740.5/3–1053

Memorandum of Conversation, by the Under Secretary of State (Smith)

top secret

Participants:

  • The President
  • Netherlands Foreign Minister J.M.A.H. Luns
  • The Under Secretary—Mr. Smith
  • Ambassador Van Roijen

After the usual amenities, Mr. Luns expressed his appreciation for the aid given by the United States and its armed forces in the recent disaster in Holland1 and gave a general report of conditions. The President expressed his gratitude and then said that he had wanted the opportunity to speak about the European Defense Community. He appreciated the position which the Dutch have taken so far and said that he would like to see Holland begin to take the leadership in early ratification.

Mr. Luns said the Dutch had been concerned about the French protocols. There was a difference of opinion, in that the French argued that the protocols were within the framework of EDC, whereas the Dutch felt that they added a new element. If the French were to interpret the treaty according to their national aspirations there was no reason that the Germans would not be able to do so subsequently, and while Holland was willing and anxious to see West Germany part of the European Defense Community, there remained the apprehension [Page 762] of what might develop from a rearmed Germany under the urge of unification between the east and west. The President said that he had spoken very frankly and bluntly to Adenauer about this matter, and that he himself did not share these apprehensions. It was quite impossible for Germany alone to undertake any military adventure since, regardless of her manufacturing capacity, she did not by herself have the materials or the industrial set-up to support an independent war. He thought, subject of course to any legal qualifications which the experts might advance, that the Dutch could ratify the treaty as it now stands. This would give an added impulse to the EDC movement. Their ratification might contain the flat statement that it was contingent on no modifying protocols which would change the sense of the treaty itself. Mr. Luns indicated that this might be a possibility which would have sympathetic reception in Holland, that the Dutch were willing and eager to complete the first vital step toward EDC.

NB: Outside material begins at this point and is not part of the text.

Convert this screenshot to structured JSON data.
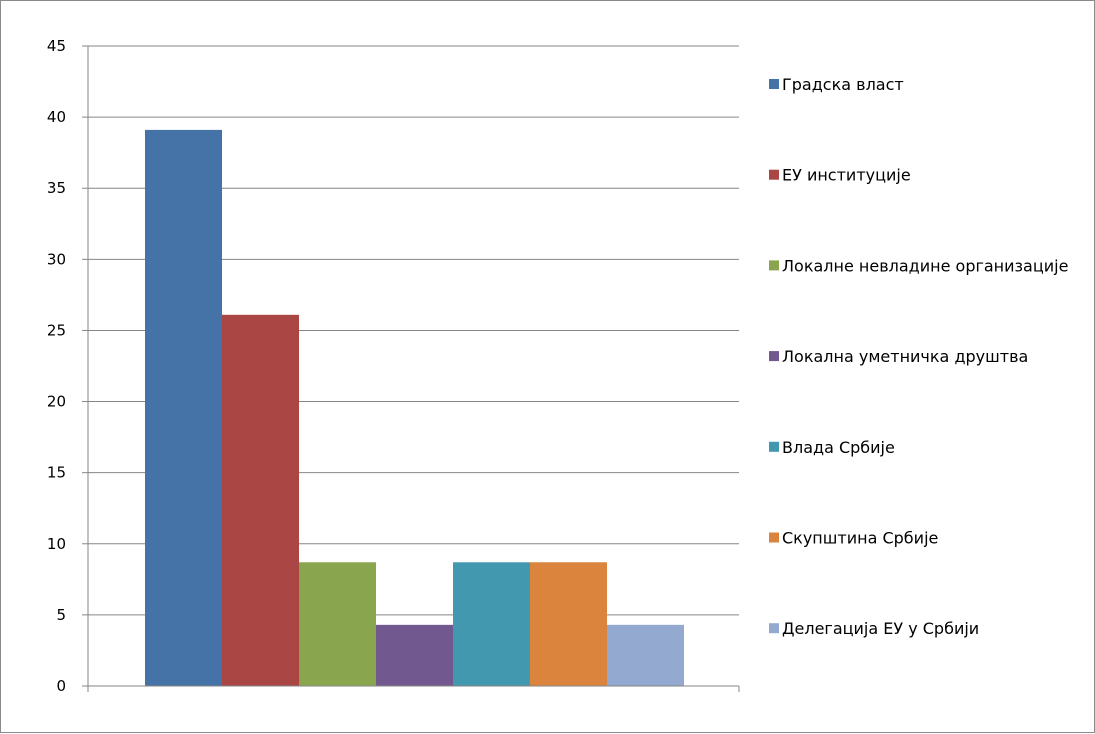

Mr. Luns then reverted to the change in the NATO command structure. The Dutch were not particularly concerned about the additional responsibilities which would be vested in Marshal Juin, but they were concerned at the report that Juin intended to create another supreme headquarters with another French general in command of the ground forces. They understood the tactical necessity for one commander to conduct the battle in the center, and the impossibility of this same commander supervising campaigns which might take place simultaneously on the flanks. However, if Juin’s headquarters resolved itself into another supreme command with another French general commanding the ground forces, this multiplication of national interest would cause them grave concern. The President indicated that he had not visualized such an organization. He, himself, when commanding in Europe, had rejected the idea of a separate ground commander and had supervised the conduct of the action over the entire front, although he had under his command at the time massing of naval and air forces, which Marshal Juin would not have. He had visualized this change as simply to give Juin control over the tactical air organization which would operate with the ground forces. He suggested that the Under Secretary communicate with General Bradley and see what the actual situation was, at the same time assuring the Foreign Minister of his understanding of their apprehensions. He was aware of the possibility that this detachment of the American Supreme Commander from responsibility of the actual conduct of battle on the central front may arouse some apprehension that it was the beginning of a movement by the United States to disengage itself from Europe. This apprehension was groundless for the foreseeable future; the United States accepted the fact that its ground divisions, air forces and navy would be operating in and in connection with the [Page 763] European Defense Organization. The British also, although with their usual national restraint, were apparently willing to do about everything which the European states had asked so far in connection with actual collaboration.

  1. Reference was to the series of devastating floods which had afflicted the Netherlands during the winter of 1953.